[Al Skierkiewicz]

Wow, there is a lot of stuff to answer in this post.
First to Manoel, hey you passed the test. The correct answer is total resistance is .008 ohms. When I answer questions I usually use the original question as part of the answer. It helps lower the confusion level. 8 milliohms doesn't sound like much until you try and draw stall current through it. V=I*R=130*.008=1.04 volts. I like using the wire analogy since most everyone understands that more wire is a problem. .008 ohms=8 ft. of #10 or two conductors of #10, 4 ft. long.
Andy, in most cases we don't worry about the resistances since they will add up to whatever they add up to. If the robot runs OK ignore them. If it doesn't, we need to know that there are losses and approximately what they are for troubleshooting. If you measurre 10 volts at the motor in stall, that seems OK. (We can discuss all circuit losses on another thread if you like.) Measure 4 volts and you know there is some really big problem somewhere.
K, nice owrk on the graphs. As to the non linearity at the ends of the graph and the center offset, I would you say you did a nice job of demonstrating why I always calibrate the Victors. Theoretically, a calibration would have fixed both ends and the center at the same time. Can you calibrate and regraph? The pulse drawing is a great visualization of a 75% duty cycle. Since the Victor switches at 120 Hz, 1/120=8.3333 mSec as you have drawn.
As to the other incongruities, you have all read and seen the graphs of current vs. time for an inductor above, but you do need to remember there are many more variables in a simple robot system to consider. If your robot runs near what your design speed was calculated to be, and is controllable, then practice like mad. If you can't controll it or it doesn't run straight, then start to look for problems.

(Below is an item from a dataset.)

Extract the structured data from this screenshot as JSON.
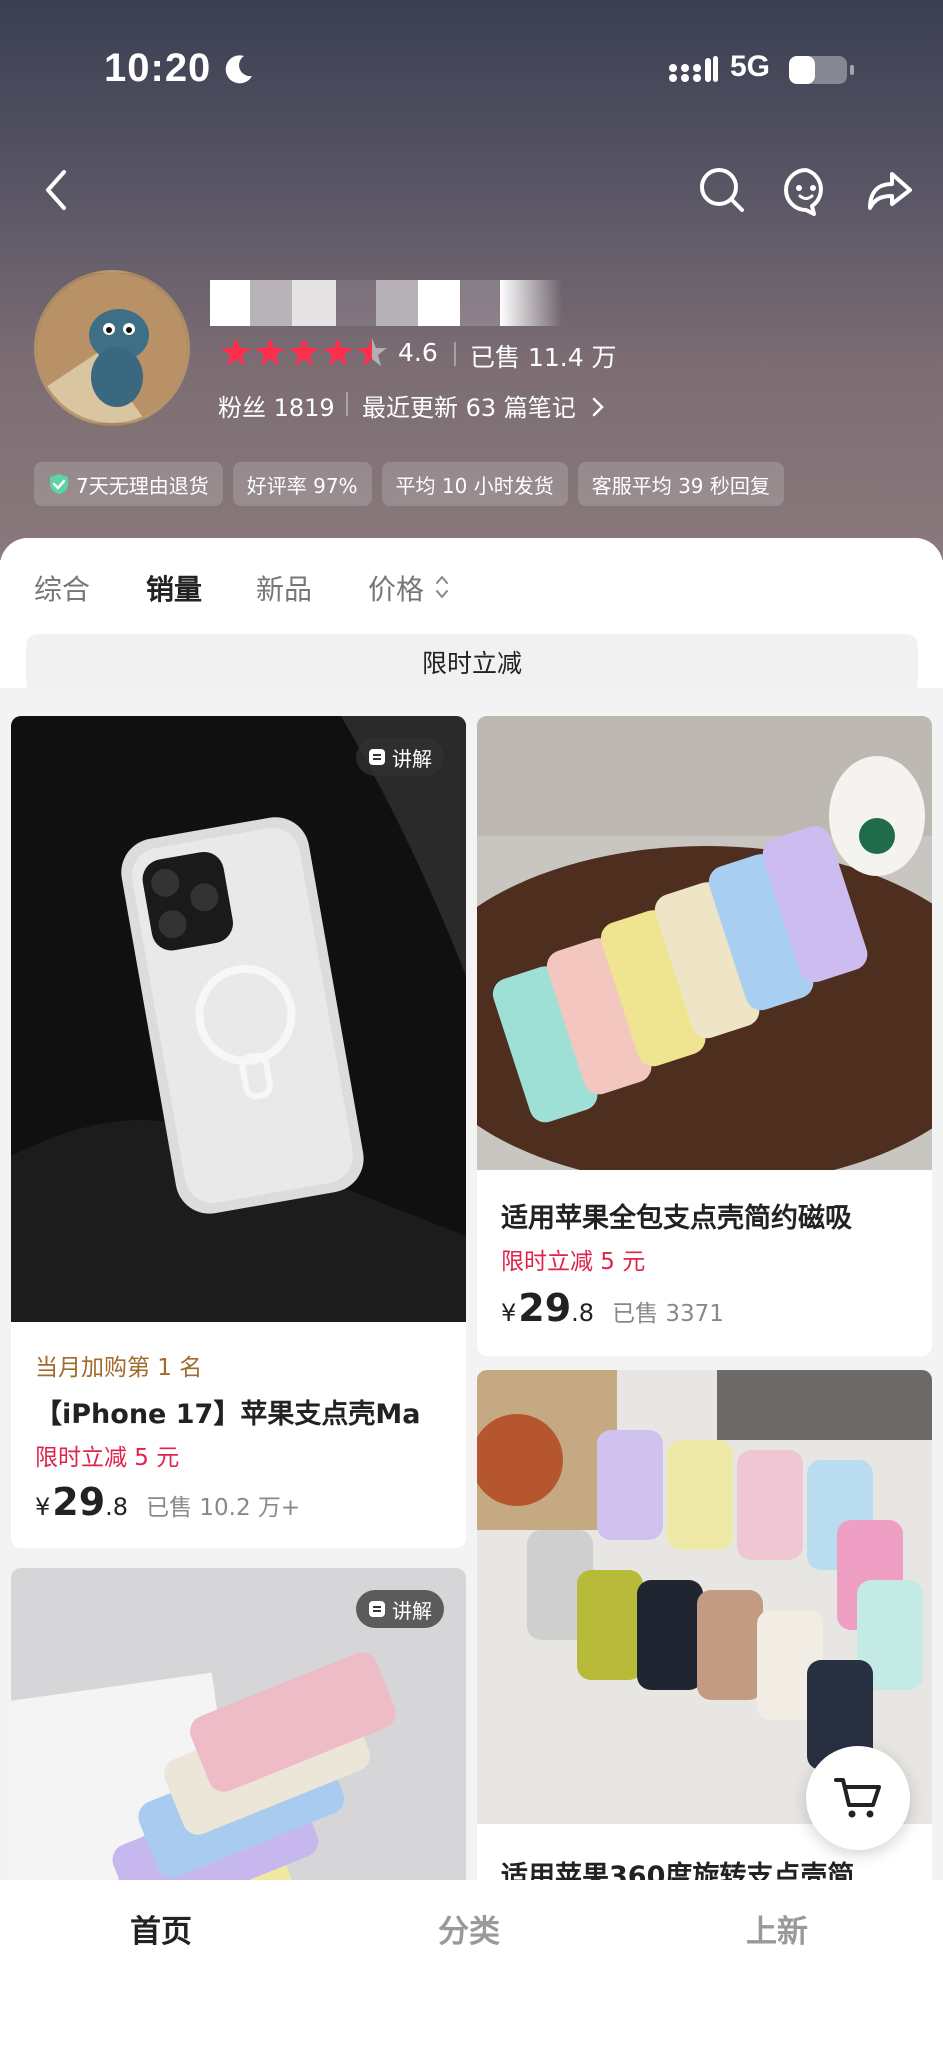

Finally, Andy, the math on this doesn't simplify for voltage as you thought. The voltage term in this equation is a time dependent function because you are solving for current vs. time. So very simply you have I(t)=V(t)/R. You can still manipulate that equation as for Ohm's law if you keep the time dependent reference in. i.e. V(t)=I(t)*R. Theoretically the internal resistance of the battery, all the wire and connector losses, and the series resistance of the Victor should be included in the calculation for current to be accurate. For simple analysis in this discussion, those losses were ignored.